The last name of Howard Freidman, chief executive of Aptela, a McLean company that sells Web-based telecommunications services, was misspelled in one reference in a July 19 Washington Business article. (Published 7/20/04)
Brian Ware said if he'd stopped at beer number two, his acceptance speech for an award deeming him part of the local tech community's "hottest management team" would have gone on a bit longer.
"Since I had five, I'll keep it short," joked Ware, chief executive of Digital Sandbox Inc., a Reston security software firm.
Brevity was just fine with the 370 technology professionals crowded around the cornflower-blue pool at the McLean home of Northern Virginia Technology Council President Bobbie Kilberg last Thursday evening.
Kilberg's guests weren't really there to hear speeches. They were there to eat hot dogs and potato salad, to indulge in frozen concoctions from a self-serve daiquiri machine, to interrupt the summer's hiatus from networking. And for the first time in a while, many were there to do a bit of bragging.
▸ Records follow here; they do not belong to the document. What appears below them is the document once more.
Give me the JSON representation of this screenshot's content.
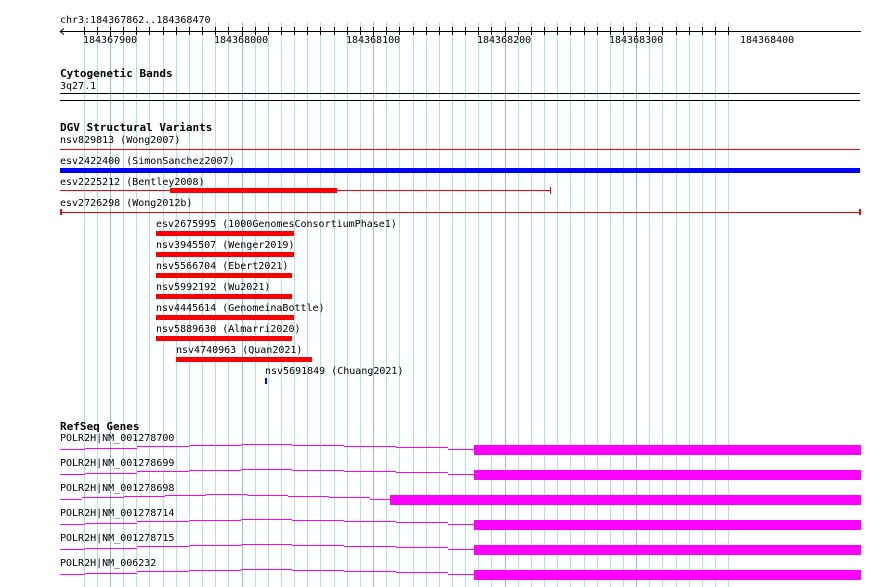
{
  "ruler": {
    "location": "chr3:184367862..184368470",
    "ticks": [
      "184367900",
      "184368000",
      "184368100",
      "184368200",
      "184368300",
      "184368400"
    ]
  },
  "cytobands": {
    "title": "Cytogenetic Bands",
    "band": "3q27.1"
  },
  "dgv": {
    "title": "DGV Structural Variants",
    "items": [
      {
        "label": "nsv829813 (Wong2007)",
        "color": "#ff0000"
      },
      {
        "label": "esv2422400 (SimonSanchez2007)",
        "color": "#0000ff"
      },
      {
        "label": "esv2225212 (Bentley2008)",
        "color": "#ff0000"
      },
      {
        "label": "esv2726298 (Wong2012b)",
        "color": "#ff0000"
      },
      {
        "label": "esv2675995 (1000GenomesConsortiumPhase1)",
        "color": "#ff0000"
      },
      {
        "label": "nsv3945507 (Wenger2019)",
        "color": "#ff0000"
      },
      {
        "label": "nsv5566704 (Ebert2021)",
        "color": "#ff0000"
      },
      {
        "label": "nsv5992192 (Wu2021)",
        "color": "#ff0000"
      },
      {
        "label": "nsv4445614 (GenomeinaBottle)",
        "color": "#ff0000"
      },
      {
        "label": "nsv5889630 (Almarri2020)",
        "color": "#ff0000"
      },
      {
        "label": "nsv4740963 (Quan2021)",
        "color": "#ff0000"
      },
      {
        "label": "nsv5691849 (Chuang2021)",
        "color": "#0000ff"
      }
    ]
  },
  "refseq": {
    "title": "RefSeq Genes",
    "color": "#ff00ff",
    "items": [
      {
        "label": "POLR2H|NM_001278700"
      },
      {
        "label": "POLR2H|NM_001278699"
      },
      {
        "label": "POLR2H|NM_001278698"
      },
      {
        "label": "POLR2H|NM_001278714"
      },
      {
        "label": "POLR2H|NM_001278715"
      },
      {
        "label": "POLR2H|NM_006232"
      }
    ]
  }
}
"I've had interesting conversations with a dozen people, and each one described their business as prospering," said Brain Eckert, vice president of marketing at ObjectVideo, a Reston company that sells video surveillance software.
To a technology community that has been sitting on the threshold of recovery for nearly three years, such displays of puffery are a good sign. The Caribbean-themed party was held to honor five of the Washington area's rising technology stars, a distinction many of the attendees thought their own companies deserved.
"I think everybody's really excited," said Howard Freidman, chief executive of Aptela, a McLean firm that sells telecommunication systems. Friedman, his silver sunglasses perched on his head throughout the evening, angled one hand up in the air and pointed to the base of his wrist to indicate the upward trajectory of the tech economy. "I think we're right there. . . . The market feels like 1995."
Topic A, the icebreaker of the night, was the Kilberg residence, home to a veteran of Republican Party politics who now uses her organizational talent to help steer Northern Virginia's tech community. Settled in a thick patch of colossal trees, the low-slung wooden house, with its expansive windows and rooftop peaks, had the easy feel of an Alpine ski resort. After riding on a shuttle from a nearby elementary school or leaving their keys with one of a dozen valets, guests walked a driveway lined with tiki torches onto a split-level slate patio flanking the house.
"I think Bobbie could actually give Donald Trump a run for his money with this back yard. I think he'd be impressed," quipped Sam Solovey, founder of Potomac Tech Wire and an unsuccessful competitor on the reality business show "The Apprentice," who was the soiree's master of ceremonies.
As the night wore on, pleasantries subsidized and pitching began in earnest. Entrepreneurs guided venture capitalists through the crowd to meet business partners. Job-seekers leaned in to hear details of potential openings. Telecom executives extolled the virtues of their products to anyone who would listen.
Business -- or at least enthusiasm for business -- was back.
"I think we're finding a resurgence of the boom days, of the dot-coms. You can feel it in the air," said Robert Dinkel, senior vice president of Computer Associates.
While no one was thrown into the pool, the intended informality triumphed. Few of the attendees were in ties, and few stayed glued all night to their cell phones.
A blown fuse shut off the lights in her bedroom and raccoons rummaged through the 38 bags of trash left outside her home later that night, but Kilberg deemed the evening a success. It was that rarest of summer evenings in Washington, free of humidity and the threat of rain, and 100 more of the invited tech insiders showed up for the bash this year than last year.
"There is a real sense that deals are being made, that partnerships are being established and that there is a future," Kilberg said. "The enthusiasm for networking has never abated, but the priority that people are placing on it is growing again."